Articles sharding

Sharding and RChain

Greg Meredith 00:04
Okay, so we’re just going to talk a little bit about RChain sharding, so that people aren’t laboring with a lot of misconceptions. What’s really important to understand is that without sharding, you can’t get to global scale networks. It just isn’t going to happen. There are computational limitations that with classical computing are going to be really, really hard to overcome without tons and tons and tons of effort.

Greg Meredith 00:38
The RChain mainnet is a full network in and of itself, as we contemplate somewhere between 100 and 1000 nodes in this network. You’ve already seen, if you have seen Theo’s demos, that even with existing 0.13 Alpha 3 code, that this network is fast enough to upload video to any any shard and stream the video from the shard. However, if you get the entire internet, treating RChain mainnet as if it were YouTube, well, anyone who’s used used Youtube, and uploads videos to YouTube, knows that with all the resources that Google throws at YouTube, and they are considerable, it still takes quite a long time to get videos up to YouTube, and that network is devoted entirely to that problem. And so if you were also to try to put financial transactions, for example, just simple REV transfers through that network, they would all be stuck behind millions of videos being uploaded every day.

Greg Meredith 02:04
And that’s not sustainable. It’s not reasonable. Google doesn’t route all of the YouTube video requests through the Gmail network. It doesn’t work that way. It doesn’t route all the YouTube video requests through through its Google Maps network, it doesn’t work that way. That would be silly. Instead, each of those services has a dedicated network of servers that are serving up those services. That’s how the Internet scales today. And that’s how the blockchain has to scale. So however, it doesn’t mean that REV is going to be devalued or not useful, or anything like that. So with a network like RPC, which is devoted to a variety of digital assets, those assets can be shunted to this network, and not involve RChain mainnet, except in certain cases. Right?

Greg Meredith 03:20
So this is what we want to talk about – those cases. So I’ll just use these but then I’m going to add some additional cases. So RChain has spent some time to make sure that there are at least two active shards. And this is a part of our promise to the community that RChain – the 1.0 release – would support sharding. Right?

Greg Meredith 03:46
So we have to deliver actual shards and show that sharding works. That’s a part of what we promised the community, and that’s one of the reasons that we’re doing it. There are also important economic reasons. But now, when someone is just involved in the manipulation of digital assets, it is possibly the case that all of those transactions would remain here. But if you’re talking about real world use cases, for example, a marketplace that is utilizing RPC as a storage network, almost certainly, that market network wants to defray costs of using RPC by using advertisement.

Greg Meredith 04:46
So a user request then goes into the marketplace. And that marketplace ultimately needs to hit the storage network where the digital assets are, right? This costs the marketplace staking token – costs some resources to get down here. So they want to defray the cost of that, right?

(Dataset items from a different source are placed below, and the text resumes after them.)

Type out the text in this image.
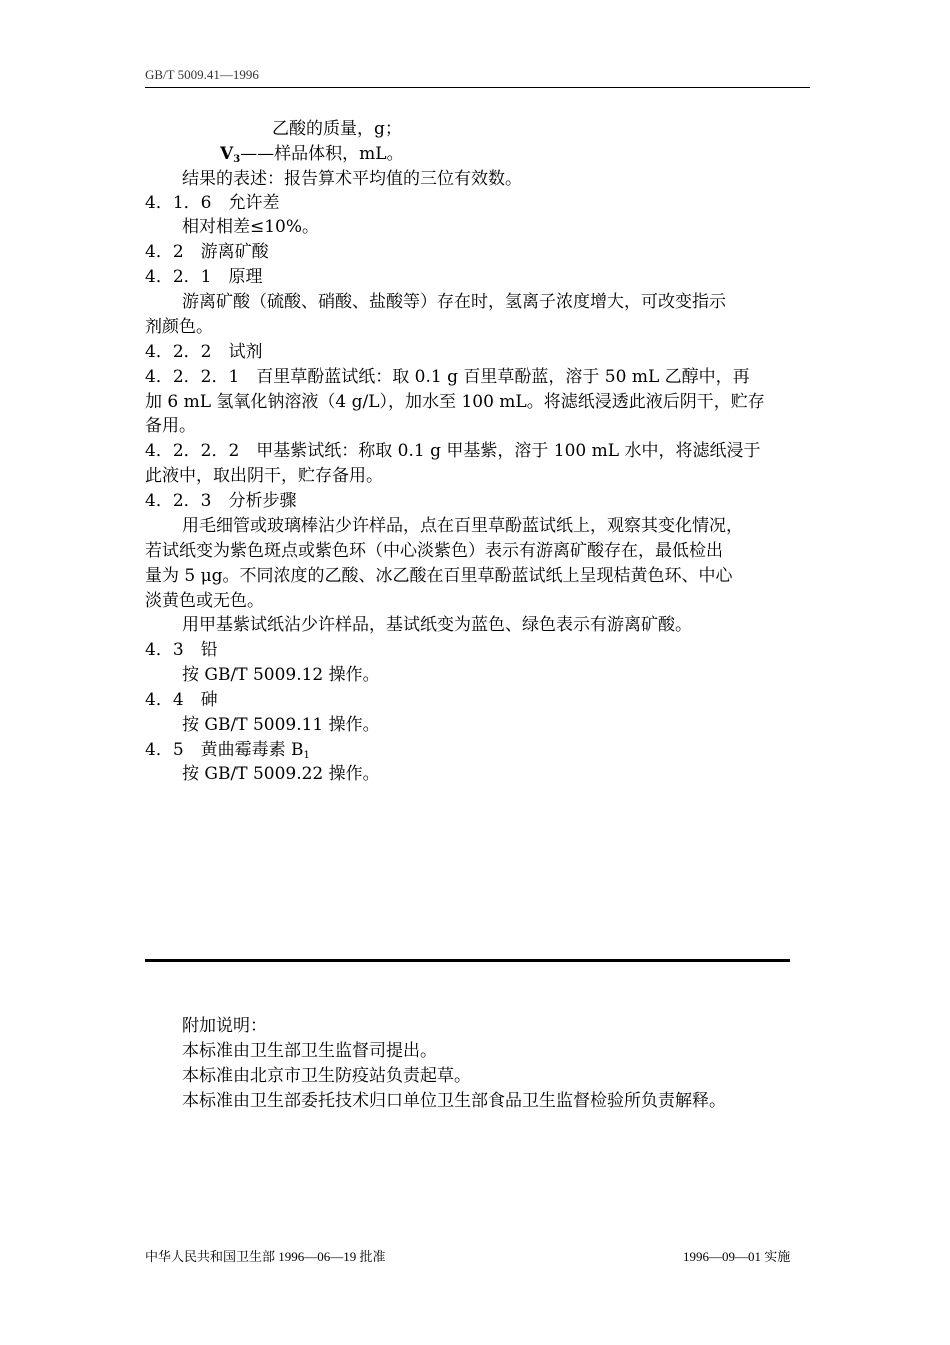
GB/T 5009.41—1996
乙酸的质量，g；
$V_3——$样品体积，mL。
结果的表述：报告算术平均值的三位有效数。
4．1．6　允许差
相对相差≤10%。
4．2　游离矿酸
4．2．1　原理
游离矿酸（硫酸、硝酸、盐酸等）存在时，氢离子浓度增大，可改变指示
剂颜色。
4．2．2　试剂
4．2．2．1　百里草酚蓝试纸：取 0.1 g 百里草酚蓝，溶于 50 mL 乙醇中，再
加 6 mL 氢氧化钠溶液（4 g/L），加水至 100 mL。将滤纸浸透此液后阴干，贮存
备用。
4．2．2．2　甲基紫试纸：称取 0.1 g 甲基紫，溶于 100 mL 水中，将滤纸浸于
此液中，取出阴干，贮存备用。
4．2．3　分析步骤
用毛细管或玻璃棒沾少许样品，点在百里草酚蓝试纸上，观察其变化情况，
若试纸变为紫色斑点或紫色环（中心淡紫色）表示有游离矿酸存在，最低检出
量为 5 μg。不同浓度的乙酸、冰乙酸在百里草酚蓝试纸上呈现桔黄色环、中心
淡黄色或无色。
用甲基紫试纸沾少许样品，基试纸变为蓝色、绿色表示有游离矿酸。
4．3　铅
按 GB/T 5009.12 操作。
4．4　砷
按 GB/T 5009.11 操作。
4．5　黄曲霉毒素 $B_1$
按 GB/T 5009.22 操作。
附加说明：
本标准由卫生部卫生监督司提出。
本标准由北京市卫生防疫站负责起草。
本标准由卫生部委托技术归口单位卫生部食品卫生监督检验所负责解释。
中华人民共和国卫生部 1996—06—19 批准	1996—09—01 实施
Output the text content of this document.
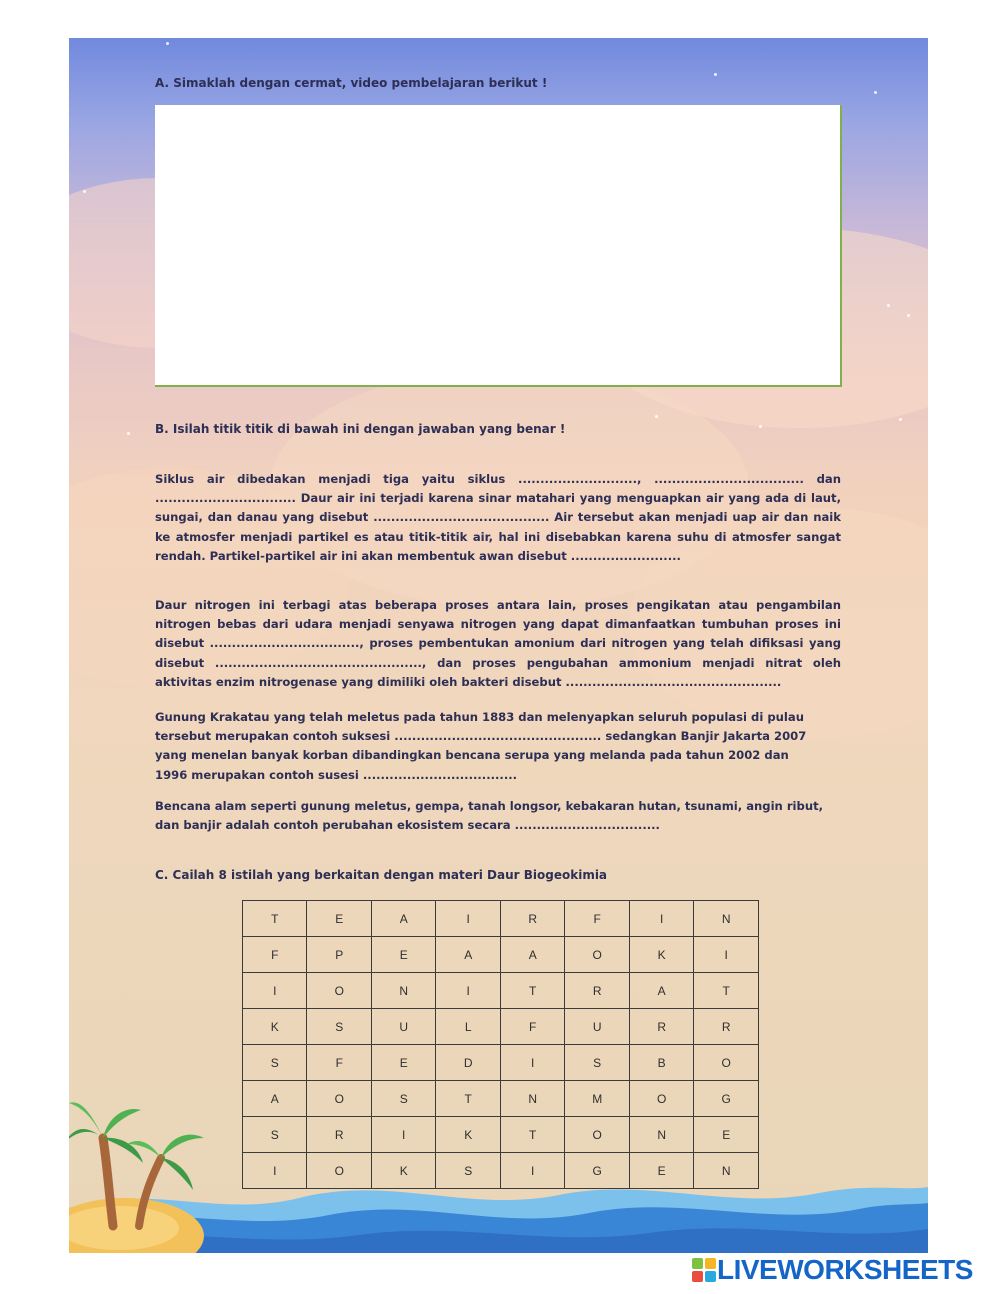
A. Simaklah dengan cermat, video pembelajaran berikut !
B. Isilah titik titik di bawah ini dengan jawaban yang benar !

Siklus air dibedakan menjadi tiga yaitu siklus ..........................., .................................. dan ................................ Daur air ini terjadi karena sinar matahari yang menguapkan air yang ada di laut, sungai, dan danau yang disebut ........................................ Air tersebut akan menjadi uap air dan naik ke atmosfer menjadi partikel es atau titik-titik air, hal ini disebabkan karena suhu di atmosfer sangat rendah. Partikel-partikel air ini akan membentuk awan disebut .........................

Daur nitrogen ini terbagi atas beberapa proses antara lain, proses pengikatan atau pengambilan nitrogen bebas dari udara menjadi senyawa nitrogen yang dapat dimanfaatkan tumbuhan proses ini disebut .................................., proses pembentukan amonium dari nitrogen yang telah difiksasi yang disebut ..............................................., dan proses pengubahan ammonium menjadi nitrat oleh aktivitas enzim nitrogenase yang dimiliki oleh bakteri disebut .................................................

Gunung Krakatau yang telah meletus pada tahun 1883 dan melenyapkan seluruh populasi di pulau tersebut merupakan contoh suksesi ............................................... sedangkan Banjir Jakarta 2007 yang menelan banyak korban dibandingkan bencana serupa yang melanda pada tahun 2002 dan 1996 merupakan contoh susesi ...................................

Bencana alam seperti gunung meletus, gempa, tanah longsor, kebakaran hutan, tsunami, angin ribut, dan banjir adalah contoh perubahan ekosistem secara .................................

C. Cailah 8 istilah yang berkaitan dengan materi Daur Biogeokimia
T	E	A	I	R	F	I	N
F	P	E	A	A	O	K	I
I	O	N	I	T	R	A	T
K	S	U	L	F	U	R	R
S	F	E	D	I	S	B	O
A	O	S	T	N	M	O	G
S	R	I	K	T	O	N	E
I	O	K	S	I	G	E	N
LIVEWORKSHEETS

Because it would be ridiculous for every data transaction that this does, on behalf of the user, to go back to the user and say: “Hey, pony up…, cough up some more. Okay, cough up some more. Sorry. Now, one more, one more page of data requests, you got to cough up some more.” Right? That would be a terrible user experience. So what’s going to happen in realistic applications is that the user is going to be presented with a variety of sponsored content, which subsidizes their use of the marketplace. Where’s that sponsored content coming from? That’s coming from over here. (DAASL).

Greg Meredith 06:09
So when RPC serves up responses to the data requests, they’re also pulling sponsored content from over here. So that means that any realistic user request is actually hitting two shards. And when it’s hitting two shards, and those transactions need to be coordinated, they have to go through RChain mainnet. That means that every user request to this marketplace has to use REV. Now as we add more and more shards, and there’s more and more interesting capabilities – so for example, let’s say, air transport, or hospitality, like, you know, air b&b or hotels or things like that, or ground transport. Now let’s imagine that we have a user who’s talking to a travel service. So a user who is booking a realistic request, at a travel service is going to hit not just one shard, but all three of these shards. And that needs to be a coordinated transaction.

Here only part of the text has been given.